Rudd apre a un secondo referendum

Per la prima volta un esponente del governo britannico apre alla possibilità di un secondo referendum sulla Brexit, nel caso la porposta di accordo con l'Ue dovesse essere respinta dai Comuni

Opzione plausibile

Si tratta della ministra del Lavoro, Amber Rudd. “Non voglio un voto popolare o un referendum in generale, ma se il Parlamento non riesce a trovare un vasto consenso, allora in questo potrei vedere un argomento plausibile per tenerlo”, ha affermato in un'intervista a Itv. “Il Parlamento deve trovare una maggioranza su come lasciare l'Ue – ha ribadito – Se non ce la fa, allora posso vederlo come un argomento per tornare a interpellare la gente, per quanto questo turberebbe molti dei miei colleghi”. 

Un coro di “no”

Immediato è arrivato lo stop da parte di Andrea Leadsom, leader alla Camera dei Comuni, che ha ricordato ai colleghi di gabinetto che non è questa la linea di Londra.
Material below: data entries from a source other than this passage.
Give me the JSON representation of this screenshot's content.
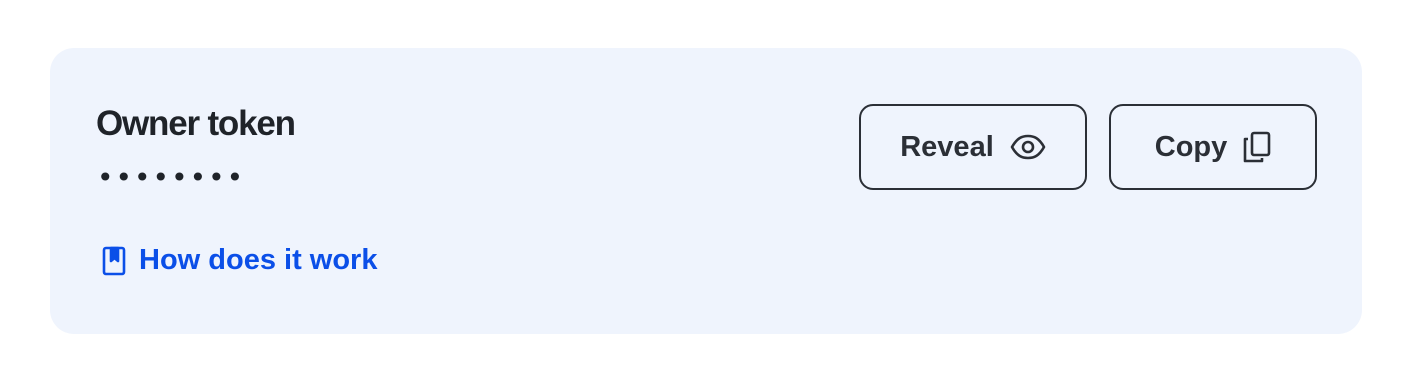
{
  "token_card": {
    "title": "Owner token",
    "masked_value": "••••••••",
    "reveal_label": "Reveal",
    "reveal_icon": "eye-icon",
    "copy_label": "Copy",
    "copy_icon": "copy-icon",
    "help_link_label": "How does it work",
    "help_link_icon": "book-icon"
  },
  "colors": {
    "card_background": "#eff4fd",
    "text_primary": "#1f2329",
    "button_border": "#2b2f36",
    "link_accent": "#0b4fe8"
  }
}
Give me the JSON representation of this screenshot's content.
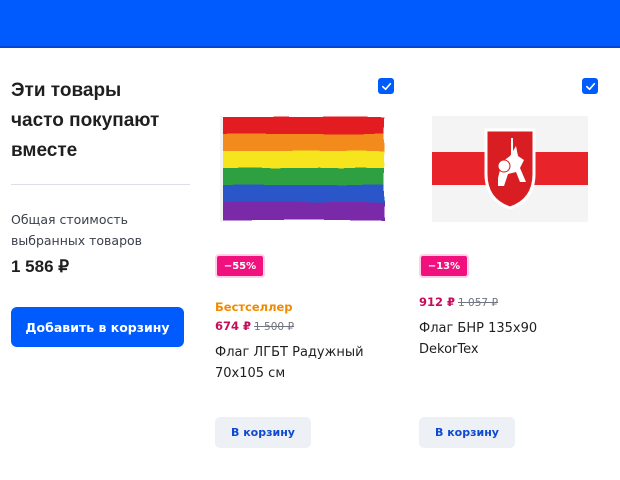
{
  "header": {
    "color": "#005bff"
  },
  "bundle": {
    "title_lines": [
      "Эти товары",
      "часто покупают",
      "вместе"
    ],
    "total_label_lines": [
      "Общая стоимость",
      "выбранных товаров"
    ],
    "total_value": "1 586 ₽",
    "add_to_cart_label": "Добавить в корзину"
  },
  "products": [
    {
      "selected": true,
      "image": "rainbow-flag",
      "discount": "−55%",
      "tag": "Бестселлер",
      "price": "674 ₽",
      "old_price": "1 500 ₽",
      "name_lines": [
        "Флаг ЛГБТ Радужный",
        "70x105 см"
      ],
      "cart_label": "В корзину"
    },
    {
      "selected": true,
      "image": "white-red-white-flag-with-pahonia",
      "discount": "−13%",
      "tag": "",
      "price": "912 ₽",
      "old_price": "1 057 ₽",
      "name_lines": [
        "Флаг БНР 135x90",
        "DekorTex"
      ],
      "cart_label": "В корзину"
    }
  ],
  "colors": {
    "accent": "#005bff",
    "discount": "#f1117e",
    "price": "#c50d5b",
    "bestseller": "#f08a00"
  }
}
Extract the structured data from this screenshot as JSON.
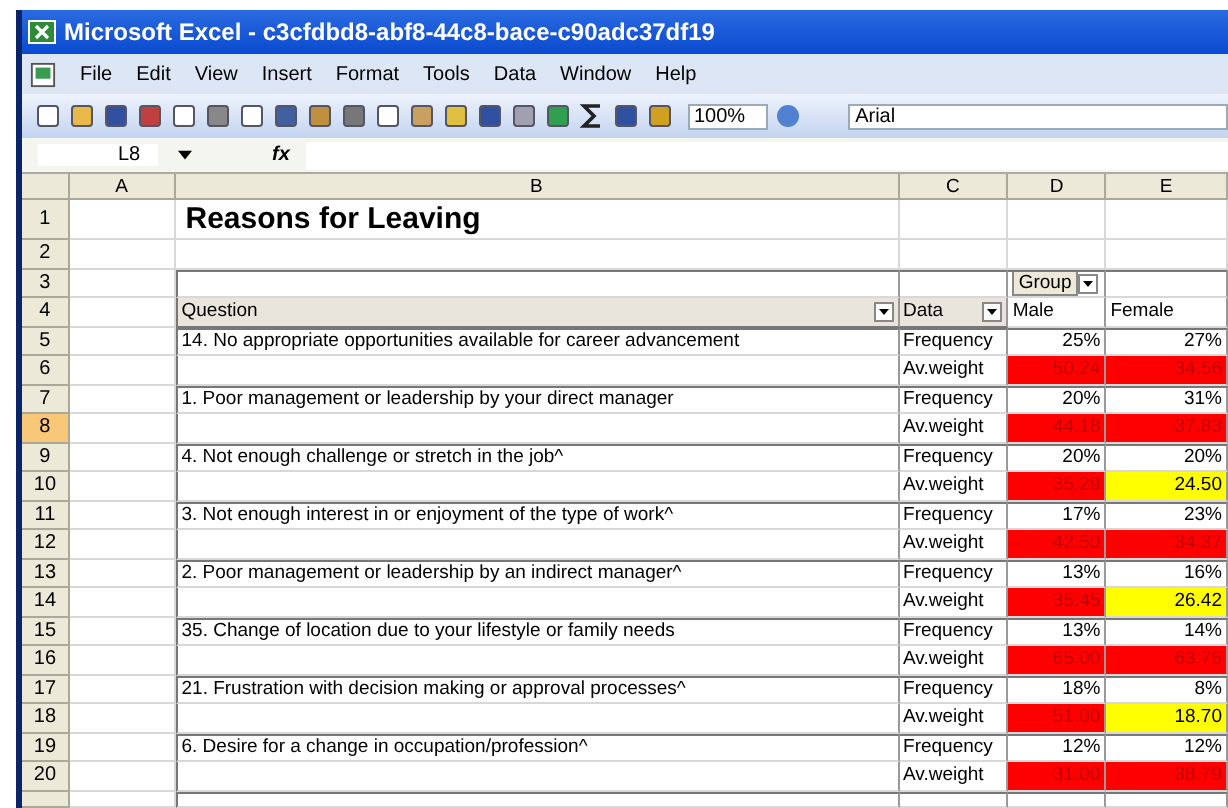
{
  "window": {
    "title": "Microsoft Excel - c3cfdbd8-abf8-44c8-bace-c90adc37df19"
  },
  "menu": [
    "File",
    "Edit",
    "View",
    "Insert",
    "Format",
    "Tools",
    "Data",
    "Window",
    "Help"
  ],
  "toolbar": {
    "zoom": "100%",
    "font": "Arial"
  },
  "formula_bar": {
    "name_box": "L8",
    "fx": "fx"
  },
  "columns": [
    "A",
    "B",
    "C",
    "D",
    "E"
  ],
  "row_headers": [
    {
      "label": "1",
      "selected": false
    },
    {
      "label": "2",
      "selected": false
    },
    {
      "label": "3",
      "selected": false
    },
    {
      "label": "4",
      "selected": false
    },
    {
      "label": "5",
      "selected": false
    },
    {
      "label": "6",
      "selected": false
    },
    {
      "label": "7",
      "selected": false
    },
    {
      "label": "8",
      "selected": true
    },
    {
      "label": "9",
      "selected": false
    },
    {
      "label": "10",
      "selected": false
    },
    {
      "label": "11",
      "selected": false
    },
    {
      "label": "12",
      "selected": false
    },
    {
      "label": "13",
      "selected": false
    },
    {
      "label": "14",
      "selected": false
    },
    {
      "label": "15",
      "selected": false
    },
    {
      "label": "16",
      "selected": false
    },
    {
      "label": "17",
      "selected": false
    },
    {
      "label": "18",
      "selected": false
    },
    {
      "label": "19",
      "selected": false
    },
    {
      "label": "20",
      "selected": false
    }
  ],
  "sheet": {
    "title": "Reasons for Leaving",
    "group_label": "Group",
    "question_header": "Question",
    "data_header": "Data",
    "groups": [
      "Male",
      "Female"
    ],
    "questions": [
      {
        "text": "14. No appropriate opportunities available for career advancement",
        "frequency_label": "Frequency",
        "frequency": [
          "25%",
          "27%"
        ],
        "weight_label": "Av.weight",
        "weight": [
          {
            "value": "50.24",
            "color": "#ff0000"
          },
          {
            "value": "34.56",
            "color": "#ff0000"
          }
        ]
      },
      {
        "text": "1. Poor management or leadership by your direct manager",
        "frequency_label": "Frequency",
        "frequency": [
          "20%",
          "31%"
        ],
        "weight_label": "Av.weight",
        "weight": [
          {
            "value": "44.18",
            "color": "#ff0000"
          },
          {
            "value": "37.83",
            "color": "#ff0000"
          }
        ]
      },
      {
        "text": "4. Not enough challenge or stretch in the job^",
        "frequency_label": "Frequency",
        "frequency": [
          "20%",
          "20%"
        ],
        "weight_label": "Av.weight",
        "weight": [
          {
            "value": "35.29",
            "color": "#ff0000"
          },
          {
            "value": "24.50",
            "color": "#ffff00"
          }
        ]
      },
      {
        "text": "3. Not enough interest in or enjoyment of the type of work^",
        "frequency_label": "Frequency",
        "frequency": [
          "17%",
          "23%"
        ],
        "weight_label": "Av.weight",
        "weight": [
          {
            "value": "42.50",
            "color": "#ff0000"
          },
          {
            "value": "34.37",
            "color": "#ff0000"
          }
        ]
      },
      {
        "text": "2. Poor management or leadership by an indirect manager^",
        "frequency_label": "Frequency",
        "frequency": [
          "13%",
          "16%"
        ],
        "weight_label": "Av.weight",
        "weight": [
          {
            "value": "35.45",
            "color": "#ff0000"
          },
          {
            "value": "26.42",
            "color": "#ffff00"
          }
        ]
      },
      {
        "text": "35. Change of location due to your lifestyle or family needs",
        "frequency_label": "Frequency",
        "frequency": [
          "13%",
          "14%"
        ],
        "weight_label": "Av.weight",
        "weight": [
          {
            "value": "65.00",
            "color": "#ff0000"
          },
          {
            "value": "63.75",
            "color": "#ff0000"
          }
        ]
      },
      {
        "text": "21. Frustration with decision making or approval processes^",
        "frequency_label": "Frequency",
        "frequency": [
          "18%",
          "8%"
        ],
        "weight_label": "Av.weight",
        "weight": [
          {
            "value": "51.00",
            "color": "#ff0000"
          },
          {
            "value": "18.70",
            "color": "#ffff00"
          }
        ]
      },
      {
        "text": "6. Desire for a change in occupation/profession^",
        "frequency_label": "Frequency",
        "frequency": [
          "12%",
          "12%"
        ],
        "weight_label": "Av.weight",
        "weight": [
          {
            "value": "31.00",
            "color": "#ff0000"
          },
          {
            "value": "38.79",
            "color": "#ff0000"
          }
        ]
      }
    ]
  }
}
La premier, Theresa May, ha escluso il ritorno alle urne, sostenendo la scorsa settimana che “un altro voto comporterebbe danni irreparabili all'integrità delle nostre politiche, perché vorrebbe dire a milioni che hanno fiducia nella democrazia che la nostra non funziona”. La Rudd è poi tornata sull'argomento con un tweet, ribadendo che la strada è quella di “trovare una maggioranza parlamentare su come uscire”. 

Vista da Putin

Sull'ipotesi di un secondo referendum è intervenuto anche Vladimir Putin durante la conferenza di fine anno a Mosca. “Qualcuno non ha gradito il risultato e quindi si vota di nuovo? Questa è democrazia?”, si è chiesto, assicurando che la Brexit avrà un impatto “minimo e indiretto” sulla Russia. Il leader del Cremlino ha poi espresso sostegno a May. “Capisco la posizione del primo ministro britannico, che sta combattendo per la Brexit: il referendum si è svolto, cosa può fare lei? Deve soddisfare la volontà delle persone espressa nel referendum”. Putin ha comunque tenuto a sottolineare che quanto accade intorno al processo di uscita di Londra dell'Ue non riguarda la Russia e che i britannici “devono decidere da soli”.